英文:
Why can I create two live &mut to the same variable using &mut (**ref)?
问题
以下是您提供的代码片段的翻译:
考虑以下两个代码片段:
fn main() {
let mut foo = 1;
let mut borrower = &mut foo;
let mut borrower2 = &mut foo; // 错误:无法同时多次可变借用 `foo`
*borrower2 = 2;
*borrower = 3;
println!("{}",&foo);
}
这不会编译,如预期的那样,因为您不能对同一变量拥有两个可变引用。然而,如果我将有问题的行替换为以下内容,它可以工作:
fn main() {
let mut foo = 1;
let mut borrower = &mut foo;
let rr = &mut borrower;
let borrower2 = &mut (**rr);
*borrower2 = 2; // 我可以使用这两个来修改 foo
*borrower = 3; // 这些借用明显重叠了吗?
println!("{}",foo);
}
当颠倒两个赋值时,将会出现以下错误:
错误[E0506]: 无法对 `*borrower` 进行赋值,因为它已被借用
--> src/main.rs:48:5
|
45 | let rr = &mut borrower;
| ------------- 在此处借用了 `*borrower`
...
48 | *borrower = 3;
| ^^^^^^^^^^^^^ 在此处对 `*borrower` 赋值,但它已经被借用
49 | *borrower2 = 2;
| -------------- 此处后续使用了借用
希望这有帮助。如果您需要进一步的解释或翻译,请告诉我。
英文:
Consider the following two code snippet:
fn main() {
let mut foo = 1;
let mut borrower = &mut foo;
let mut borrower2 = &mut foo; // error: cannot borrow `foo` as mutable more than once at a time
*borrower2 = 2;
*borrower = 3;
println!("{}", foo);
}
This does not compile, as expected, because you can't have two mutable references to the same variable. However, if I replace the offending line as in the following, it works:
fn main() {
let mut foo = 1;
let mut borrower = &mut foo;
let rr = &mut borrower;
let borrower2 = &mut (**rr);
*borrower2 = 2; // I can use both of these to mutate foo
*borrower = 3; // Shouldn't these borrows clearly overlap?
println!("{}", foo);
}
When reversing the two assignments, the following error is given:
error[E0506]: cannot assign to `*borrower` because it is borrowed
--> src/main.rs:48:5
|
45 | let rr = &mut borrower;
| ------------- `*borrower` is borrowed here
...
48 | *borrower = 3;
| ^^^^^^^^^^^^^ `*borrower` is assigned to here but it was already borrowed
49 | *borrower2 = 2;
| -------------- borrow later used here
答案1
得分: 6
是的,确实,如果Rust没有任何其他机制,那你可能已经知道的那个机制就会导致错误。然而,你可能已经猜到,对于重新借用,还有一个额外的规则。实际上,要找到关于这个特性的适当文档确实很困难,一个快速而不太正式的谷歌搜索导致我找到的最佳文档是这个。我认为这是因为堆栈借用是一个年轻的概念,相关的工具仍然在进行中(例如,像miri这样的工具),因此文档也相对较新。
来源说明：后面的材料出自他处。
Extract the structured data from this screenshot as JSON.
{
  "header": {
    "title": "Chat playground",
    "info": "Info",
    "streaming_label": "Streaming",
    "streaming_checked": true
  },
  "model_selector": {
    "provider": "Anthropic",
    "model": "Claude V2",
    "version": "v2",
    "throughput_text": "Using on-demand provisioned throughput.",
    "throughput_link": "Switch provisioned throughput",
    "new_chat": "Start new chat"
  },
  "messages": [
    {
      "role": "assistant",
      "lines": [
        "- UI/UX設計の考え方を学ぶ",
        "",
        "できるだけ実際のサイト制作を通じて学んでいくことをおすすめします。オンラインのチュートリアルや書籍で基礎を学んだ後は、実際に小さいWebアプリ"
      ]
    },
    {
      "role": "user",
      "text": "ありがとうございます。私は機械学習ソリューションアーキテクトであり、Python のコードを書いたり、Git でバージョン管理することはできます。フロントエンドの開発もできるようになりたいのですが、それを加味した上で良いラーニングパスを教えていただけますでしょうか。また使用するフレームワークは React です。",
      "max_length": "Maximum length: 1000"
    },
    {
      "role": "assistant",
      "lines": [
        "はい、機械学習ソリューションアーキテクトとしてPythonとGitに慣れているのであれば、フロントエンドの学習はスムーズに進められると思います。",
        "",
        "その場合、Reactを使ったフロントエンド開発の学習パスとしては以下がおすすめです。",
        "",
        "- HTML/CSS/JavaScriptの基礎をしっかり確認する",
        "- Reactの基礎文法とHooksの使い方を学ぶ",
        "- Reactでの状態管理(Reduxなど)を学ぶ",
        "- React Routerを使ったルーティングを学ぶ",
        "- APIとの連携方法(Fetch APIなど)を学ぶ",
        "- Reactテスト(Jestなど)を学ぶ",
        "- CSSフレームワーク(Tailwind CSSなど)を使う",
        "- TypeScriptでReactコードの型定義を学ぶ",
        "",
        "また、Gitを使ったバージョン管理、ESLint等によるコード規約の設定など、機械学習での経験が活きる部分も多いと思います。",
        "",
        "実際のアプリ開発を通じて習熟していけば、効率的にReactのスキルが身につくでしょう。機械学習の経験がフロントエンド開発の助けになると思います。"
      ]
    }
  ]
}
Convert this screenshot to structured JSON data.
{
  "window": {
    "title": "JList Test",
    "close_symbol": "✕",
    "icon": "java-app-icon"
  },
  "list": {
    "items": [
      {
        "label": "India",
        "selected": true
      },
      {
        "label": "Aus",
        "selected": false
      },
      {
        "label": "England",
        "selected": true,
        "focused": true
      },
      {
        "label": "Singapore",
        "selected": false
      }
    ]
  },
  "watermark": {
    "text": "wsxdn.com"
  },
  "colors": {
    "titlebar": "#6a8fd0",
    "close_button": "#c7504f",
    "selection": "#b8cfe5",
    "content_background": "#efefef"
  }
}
重新借用与堆栈借用密切相关。其思想是,在第二个示例中,&mut **r
不仅仅是对foo
的全新借用,它是通过r
创建的借用。因此,Rust将认为你在&mut **r
有效的期间使r
无效,一旦&mut **r
结束,r
就重新变为有效。
一个好的理解方式是将每个分配(为了简单起见)看作是一个堆栈。每次你对分配的数据进行可变借用时,你都会将该借用添加到堆栈中。当然,你不能同时进行两次可变借用,所以在创建一个新的可变借用时,堆栈必须为空。但是,如果你有一个活跃的可变借用,你可以通过将其推到堆栈顶部来从该独占借用中创建一个新的可变借用。请注意,你始终只能使用活跃的可变借用,即堆栈顶部的那个。当借用的生命周期结束时,它将从堆栈中弹出。重要的是你不能弹出不在堆栈顶部的东西,这就意味着:重新借用的生命周期最多不能超过其父借用的生命周期。违反此规则将导致UB,并且这是miri检查的事情之一。
实际上,当你允许将分配或可变借用分割为不重叠的可变借用时(例如,使用split_at_mut
),情况可能会变得更加复杂。在这种情况下,借用不像堆栈一样增长,而是像一棵树一样增长,你只能“弹出”叶子,只能将叶子添加到现有的叶子中...
英文:
Yes, indeed, if Rust didn't have any other mechanisms that the one you probably already know, this would be an error. However, as might have guessed, there is an additional rule, in case of reborrowing. It's actually genuinely hard to find proper documentation on this feature, the best a quick and dirty google search led me to is this. I think this is because stacked borrows is a young idea, the related tooling is still WIP (like miri for instance), and so documentation is quite fresh too.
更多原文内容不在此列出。